Emosi yang tidak terkontrol bias juga menimbulkan prasangka, bias melahirkan fitnah yang merugikan diri sendiri serta orang lain, kerugian yang paling berbahaya dari fitnah, kata Sayid Mutjaba Musawi Lari adalah pengrusakan kepribadian spiritual dari hati nurani yang memfitnah, mereka melanggar jalan alami pikiran, mereka akana kehilangan keseinbangan berpikir dan system perilaku mereka yang mulia. Terlebih lagi, membahayakan perasaan orang dengan membuka rahasia dan kesalahan orang lain. “Hai orang-orang yang beriman, jauhilah kebanyakan dari prasangka, sesungguhnya sebagian prasangka itu dosa” (QS Al Hujurat : 12).

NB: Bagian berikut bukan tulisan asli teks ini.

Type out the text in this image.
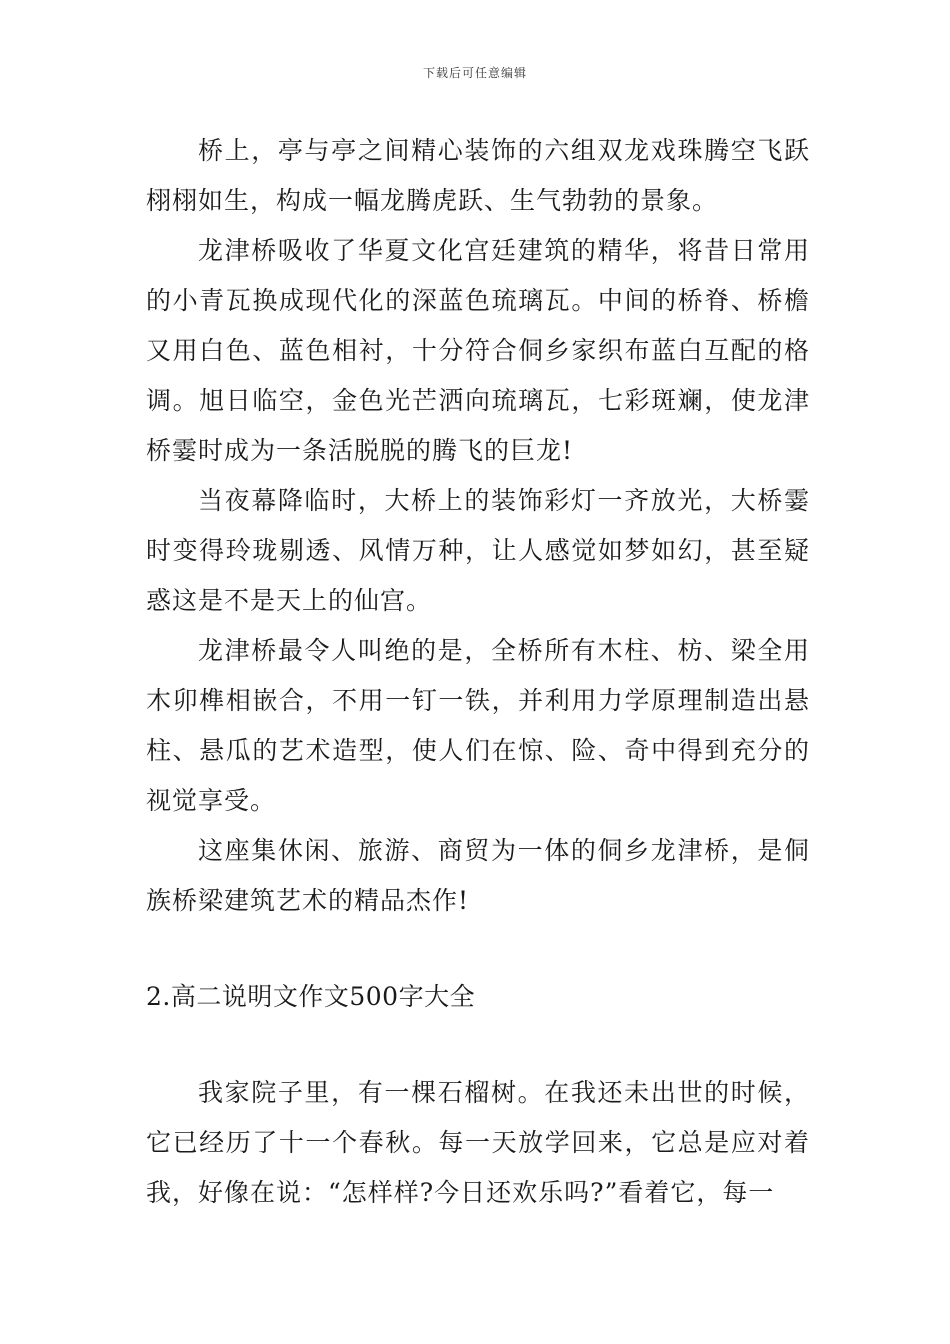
下载后可任意编辑

桥上，亭与亭之间精心装饰的六组双龙戏珠腾空飞跃栩栩如生，构成一幅龙腾虎跃、生气勃勃的景象。

龙津桥吸收了华夏文化宫廷建筑的精华，将昔日常用的小青瓦换成现代化的深蓝色琉璃瓦。中间的桥脊、桥檐又用白色、蓝色相衬，十分符合侗乡家织布蓝白互配的格调。旭日临空，金色光芒洒向琉璃瓦，七彩斑斓，使龙津桥霎时成为一条活脱脱的腾飞的巨龙!

当夜幕降临时，大桥上的装饰彩灯一齐放光，大桥霎时变得玲珑剔透、风情万种，让人感觉如梦如幻，甚至疑惑这是不是天上的仙宫。

龙津桥最令人叫绝的是，全桥所有木柱、枋、梁全用木卯榫相嵌合，不用一钉一铁，并利用力学原理制造出悬柱、悬瓜的艺术造型，使人们在惊、险、奇中得到充分的视觉享受。

这座集休闲、旅游、商贸为一体的侗乡龙津桥，是侗族桥梁建筑艺术的精品杰作!

2.高二说明文作文500字大全

我家院子里，有一棵石榴树。在我还未出世的时候，它已经历了十一个春秋。每一天放学回来，它总是应对着我，好像在说：“怎样样?今日还欢乐吗?”看着它，每一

Cinata terhadap diri sendiri adalah naluri dasar manusia, akan tetapi hal itu bias menyebabkan ancaman nyata bagi manusia. Dengan mencintai diri sendiri secara berlebihan pangkalnya akan membuat manusia tidak menyediakan ruang di hatinya untuk mencintai orang lain. Rasa percaya diri yang berlebihan akan amelahirkan arogansi dan rasa congkak. Sifat congkak adalah salah satu bentuk ketidakmampuan manusia mengontrol emosinya. Firman Allah SWT mengingatkan hal itu : “Sekiranya kamu bersikap dan berhati kasar, tentulah mereka menjauhkan diri dari sekelilingmu” (QS. Ali Imran : 159).

Pengertian dari keberhasilan pendidikan emosional menurut Ari Ginanjar Agustian mengemukakan dengan istilah kecerdasan emosi yang lebih berperan daripada kecerdasan otak.[4]

Contohnya banyak pegawai yang kecerdasan IQnya tinggi tetapi tidak sukses dalam pekerjaannya karena kecerdasan emosionalnya rendah. Dengan keberhasilan pendidikan emosional akan melahirkan kecerdasan emosi yang akan menjadikan seseorang berhasil dalam karirnya, hidup harmonis dengan orang lain dalam lingkungan masyarakat.

Bagaimana pendidikan Islam menjadikan seseorang dengan kecerdasan emosional yang baik, dalam hal ini maka ilmu pendidikan Islam berperan dalam menumbuhkan kecerdasan emosional seseorang.

Hasil Kajian

Pengertian Pendidikan emosional

Ilmu Pendidikan Islam adalah ilmu pendidikan yang berdasarkan Islam.[5] Memahami pendidikan Islam di dalam pelaksanaannya pendidikan Islam mempunyai landasan yaitu Al-Quran dan sunnah Nabi Muhammad Saw yang dapat dikembangkan dengan ijtihad, al maslahah mursalah, istihsan, qiyas dan sebagainya.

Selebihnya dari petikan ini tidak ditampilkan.